Results from a study on the conversion from mycophenolate mofetil to azathioprine in high-risk renal allograft recipients on cyclosporine-based immunosuppression suggest that selective conversion from mycophenolate mofetil to azathioprine after 1 year is safe, even in high-risk kidney transplants. Normal serum creatinine and absence of proteinuria are good screening parameters to identify patients at low risk for acute rejection following such conversion.

Cost comparison suggests azathioprine to be 6-10 times cheaper than mycophenolate mofetil. In tacrolimus-based immunosuppression, azathioprine may be as good as mycophenolate mofetil as a maintenance immunosuppressive drug in living-donor kidney transplantation.

The 3-year results of a randomized, double-blind, controlled trial of mycophenolate mofetil versus azathioprine in heart transplant patients revealed no significant differences between treatments in quantitative coronary angiographic measurements of transplant coronary vasculopathy.
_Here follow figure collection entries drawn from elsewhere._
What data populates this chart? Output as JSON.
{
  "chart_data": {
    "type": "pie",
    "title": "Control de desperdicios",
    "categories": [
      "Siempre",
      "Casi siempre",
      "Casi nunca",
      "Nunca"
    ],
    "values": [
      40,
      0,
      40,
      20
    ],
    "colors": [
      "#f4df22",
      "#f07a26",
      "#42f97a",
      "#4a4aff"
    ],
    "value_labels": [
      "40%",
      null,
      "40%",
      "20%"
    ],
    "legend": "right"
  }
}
Congestive heart failure, atrial arrhythmia, and leukopenia were more common in the azathioprine group, whereas diarrhea, esophagitis, herpes simplex infection, herpes zoster infection, and CMV infection were more common in mycophenolate mofetil–treated patients.

Consideration is increasing on whether mycophenolate acid provides survival benefits comparable to azathioprine after renal transplantation. The type of antimetabolite, azathioprine or mycophenolate acid, was not independently associated with any safety or efficacy outcome 5 years after transplantation, suggesting that azathioprine is still a viable option for low-risk kidney transplantation recipients receiving tacrolimus and steroids.